My current large printer is an HP DJ-130. I am able to
make nice 24" x 36" prints from D70 (6MP) images.
Images must be sharp, but that's a lens thing, assuming
photographer skill. I am able to make nicer images from D200
(10MP) images. Pixel-peeping the photos leads me to believe
my lenses have more resolution than the camera's able to eat.
I process the master of each image in Photoshop,
then create a Level 12 (pretty dang pixel perfect [PDPP]) JPG for
printing from QImage. I use Level 12 JPGs because they're the
smallest PDPP form of the image, making QImage and DJ-130
digestion as easy as possible. That's a good thing to do when
making large prints. Hardware and software wants to fail with
large amounts of data, so we'd like to optimize not doing that.
Thinking about a 60"-wide printer:
Making a 60" x 90" print means I'd be covering 6.25 times as
much area as a 24" x 36". It'd be nice to have 100MP to spread
around. But I sniff my 10MP, on a SHARP image, wouldn't look
all that bad from most practical viewing distances.
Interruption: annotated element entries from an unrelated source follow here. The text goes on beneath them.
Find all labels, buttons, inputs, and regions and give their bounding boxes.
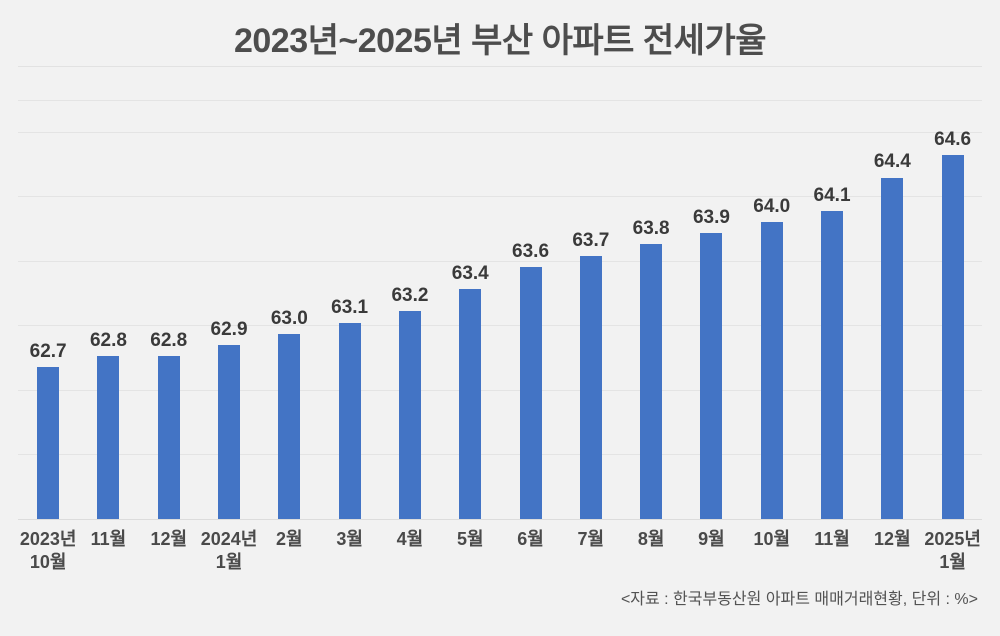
bar-rect (398, 311, 421, 519)
bar-value-label: 63.6 (512, 240, 550, 262)
bar-value-label: 63.2 (391, 285, 429, 307)
x-axis-label: 8월 (637, 529, 665, 549)
x-axis-label: 2025년 1월 (924, 529, 981, 572)
x-axis-label: 9월 (698, 529, 725, 549)
x-axis-label: 11월 (814, 529, 850, 549)
bar-value-label: 62.7 (29, 341, 67, 363)
gridline (18, 100, 982, 101)
bar-rect (278, 333, 301, 519)
bar-rect (821, 210, 844, 519)
bar-value-label: 64.6 (934, 129, 972, 151)
bar[interactable] (561, 255, 621, 519)
source-note: <자료 : 한국부동산원 아파트 매매거래현황, 단위 : %> (620, 591, 978, 608)
bar-value-label: 62.9 (210, 318, 248, 340)
bar-rect (338, 322, 361, 519)
bar-rect (157, 356, 180, 519)
bar[interactable] (923, 155, 983, 519)
title-divider (18, 66, 982, 67)
gridline (18, 196, 982, 197)
bar[interactable] (440, 289, 500, 519)
bar-rect (941, 155, 964, 519)
bar-value-label: 64.0 (753, 196, 791, 218)
bar[interactable] (802, 210, 862, 519)
bar[interactable] (78, 356, 138, 519)
bar-value-label: 63.7 (572, 229, 610, 251)
bar[interactable] (681, 233, 741, 519)
gridline (18, 261, 982, 262)
bar[interactable] (139, 356, 199, 519)
bar[interactable] (501, 266, 561, 519)
bar-value-label: 62.8 (150, 330, 188, 352)
gridline (18, 325, 982, 326)
gridline (18, 454, 982, 455)
bar-value-label: 63.9 (692, 207, 730, 229)
gridline (18, 390, 982, 391)
bar[interactable] (199, 344, 259, 519)
bar-value-label: 62.8 (89, 330, 127, 352)
bar-rect (37, 367, 60, 519)
bar-value-label: 64.1 (813, 184, 851, 206)
x-axis-label: 4월 (396, 529, 424, 549)
x-axis-label: 11월 (90, 529, 127, 549)
bar-value-label: 63.8 (632, 218, 670, 240)
gridline (18, 132, 982, 133)
bar[interactable] (380, 311, 440, 519)
x-axis-label: 6월 (517, 529, 544, 549)
x-axis-label: 2월 (276, 529, 303, 549)
bar[interactable] (621, 244, 681, 519)
x-axis-label: 7월 (577, 529, 605, 549)
bar[interactable] (862, 177, 922, 519)
bar[interactable] (320, 322, 380, 519)
bar[interactable] (259, 333, 319, 519)
bar-rect (760, 222, 783, 519)
bar-rect (459, 289, 482, 519)
bar-value-label: 63.1 (331, 296, 369, 318)
x-axis-label: 2024년 1월 (200, 529, 258, 572)
x-axis-label: 12월 (874, 529, 911, 549)
bar-rect (700, 233, 723, 519)
x-axis-label: 3월 (336, 529, 363, 549)
axis-baseline (18, 519, 982, 520)
x-axis-label: 2023년 10월 (19, 529, 77, 572)
bar-value-label: 63.4 (451, 263, 489, 285)
chart-title: 2023년~2025년 부산 아파트 전세가율 (233, 22, 767, 60)
x-axis-label: 5월 (456, 529, 484, 549)
bar-value-label: 64.4 (873, 151, 911, 173)
bar[interactable] (18, 367, 78, 519)
bar-rect (519, 266, 542, 519)
bar-rect (97, 356, 120, 519)
bar-rect (218, 344, 241, 519)
bar-rect (640, 244, 663, 519)
x-axis-label: 12월 (150, 529, 188, 549)
x-axis-label: 10월 (753, 529, 791, 549)
bar-rect (881, 177, 904, 519)
bar[interactable] (742, 222, 802, 519)
bar-rect (579, 255, 602, 519)
bar-value-label: 63.0 (270, 307, 308, 329)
For a computer to handle such images, you're going to want
CPU power/speed and lotsa memory. Pretty close to top of
the line stuff. A coupla thousand could
cover it for a smart shopper / build-it-yourselfer. Most folks
would spend more. But it'd be doable.
The future approaches at accelerating rates. Fasten your seatbelts,
and be sure to take sharp sharp sharp pix with pinpoint exposures
and minimal noise; bigness reveals flaws as easily as it does excellence.